Professors Sam Ventura and Rebecca Nugent organized the event series as a way to showcase the department’s strengths in data science. Students were tasked with creating elegant data visualizations, selecting appropriate statistical methods to apply to a problem, collaborating with peers across disciplines and communicating their results to a broad audience.
“We wanted to host a series of events that would allow our students to not only showcase their impressive data analysis skills, but their creativity in collaborating to solve real-world problems,” said Ventura, visiting assistant professor of statistics. “We find that our students gain the most valuable experiences when solving real-world problems by analyzing large, complex datasets.”
For the debut “episode,” over 100 students representing each of CMU’s undergraduate colleges used data on the New York City bike share system, Citi Bike NYC, to determine where two new bicycle stations should be added.
Students implemented a wide variety of solutions, including geospatial mapping techniques and pattern recognition. The winning team, Real Distributions Have Curves, used features like trip duration, start and end time and the birth year of the rider to predict gender of non-subscribers. The team used this information to recommend station placement that would provide the largest increase in female ridership.
According to Nugent, teaching professor of statistics and co-director of undergraduate studies, the students’ diverse solutions were impressive, as well as their varied academic backgrounds and experience levels.

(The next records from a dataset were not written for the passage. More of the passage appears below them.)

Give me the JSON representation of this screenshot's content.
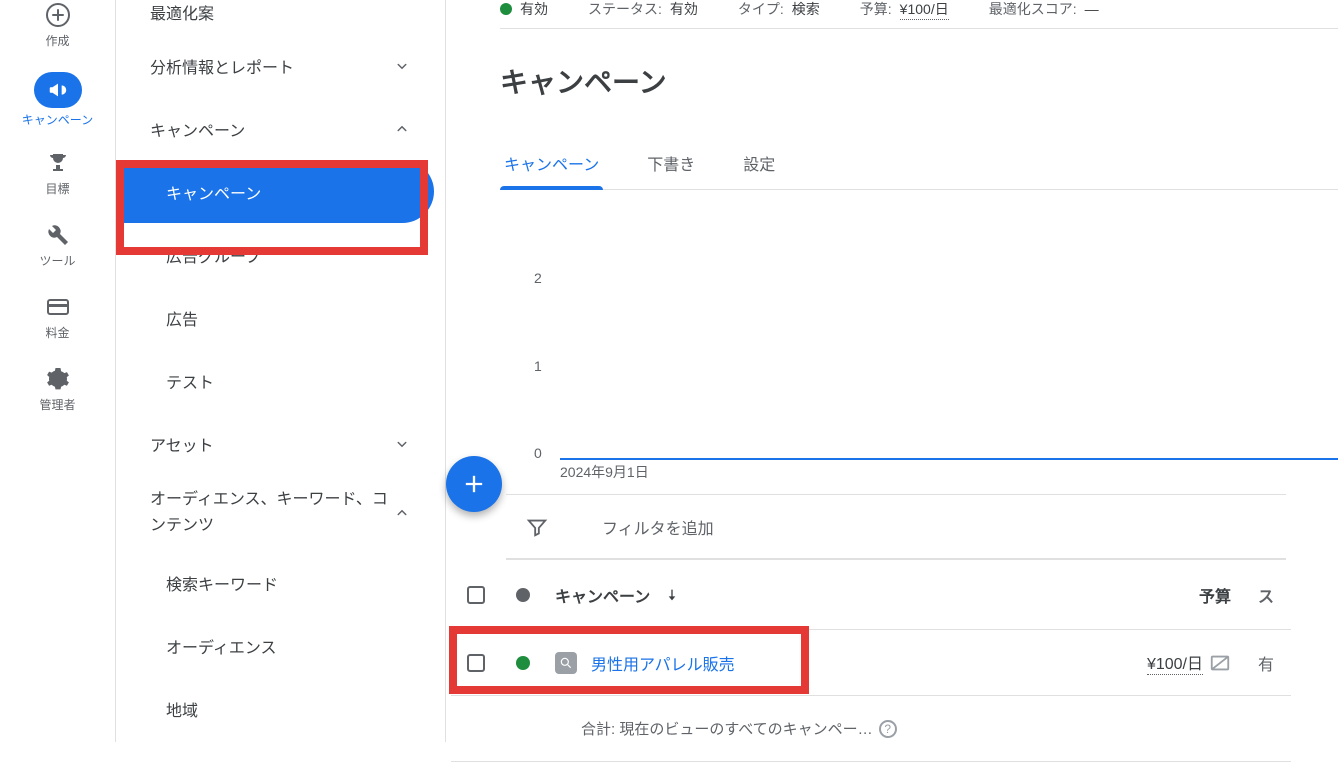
{
  "leftRail": {
    "create": "作成",
    "campaign": "キャンペーン",
    "goal": "目標",
    "tool": "ツール",
    "fee": "料金",
    "admin": "管理者"
  },
  "secondaryNav": {
    "optimization": "最適化案",
    "insights": "分析情報とレポート",
    "campaignGroup": "キャンペーン",
    "campaignSub": "キャンペーン",
    "adGroup": "広告グループ",
    "ads": "広告",
    "test": "テスト",
    "asset": "アセット",
    "audienceGroup": "オーディエンス、キーワード、コンテンツ",
    "searchKw": "検索キーワード",
    "audience": "オーディエンス",
    "region": "地域"
  },
  "summary": {
    "enabledLabel": "有効",
    "statusLabel": "ステータス:",
    "statusValue": "有効",
    "typeLabel": "タイプ:",
    "typeValue": "検索",
    "budgetLabel": "予算:",
    "budgetValue": "¥100/日",
    "optScoreLabel": "最適化スコア:",
    "optScoreValue": "—"
  },
  "pageTitle": "キャンペーン",
  "tabs": {
    "campaign": "キャンペーン",
    "draft": "下書き",
    "settings": "設定"
  },
  "chart_data": {
    "type": "line",
    "x": [
      "2024年9月1日"
    ],
    "series": [
      {
        "name": "",
        "values": [
          0
        ]
      }
    ],
    "xlabel": "",
    "ylabel": "",
    "yticks": [
      "0",
      "1",
      "2"
    ],
    "ylim": [
      0,
      2
    ],
    "startDate": "2024年9月1日"
  },
  "filter": {
    "addFilter": "フィルタを追加"
  },
  "table": {
    "colCampaign": "キャンペーン",
    "colBudget": "予算",
    "colLast": "ス",
    "row1": {
      "name": "男性用アパレル販売",
      "budget": "¥100/日",
      "last": "有"
    },
    "summary": "合計: 現在のビューのすべてのキャンペー…"
  }
}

“The winning team had two freshmen and a sophomore, so it’s anyone’s game!” she said.
Apoorva Havanur, a sophomore majoring in statistics and machine learning, was a part of the winning team. Havanur enjoyed applying programming and statistics techniques outside the classroom.
“Our team had really good chemistry and it was fun to and bounce ideas off of one another throughout the day,” said Havanur. “It was also encouraging to know that freshmen and sophomores could compete against upperclassmen and still do really well with enough hard work.”
Entries were judged by David White (HNZ’08), executive director of Pittsburgh Bike Share, Christopher Genovese, head of the Statistics Department and Ryan Tibshirani, assistant professor of statistics.
The next TDSC episode will take place in early fall 2016 in conjunction with the Technical Opportunities Conference (TOC) and Business Opportunities Conference (BOC) and will have company sponsorship with networking and recruiting opportunities.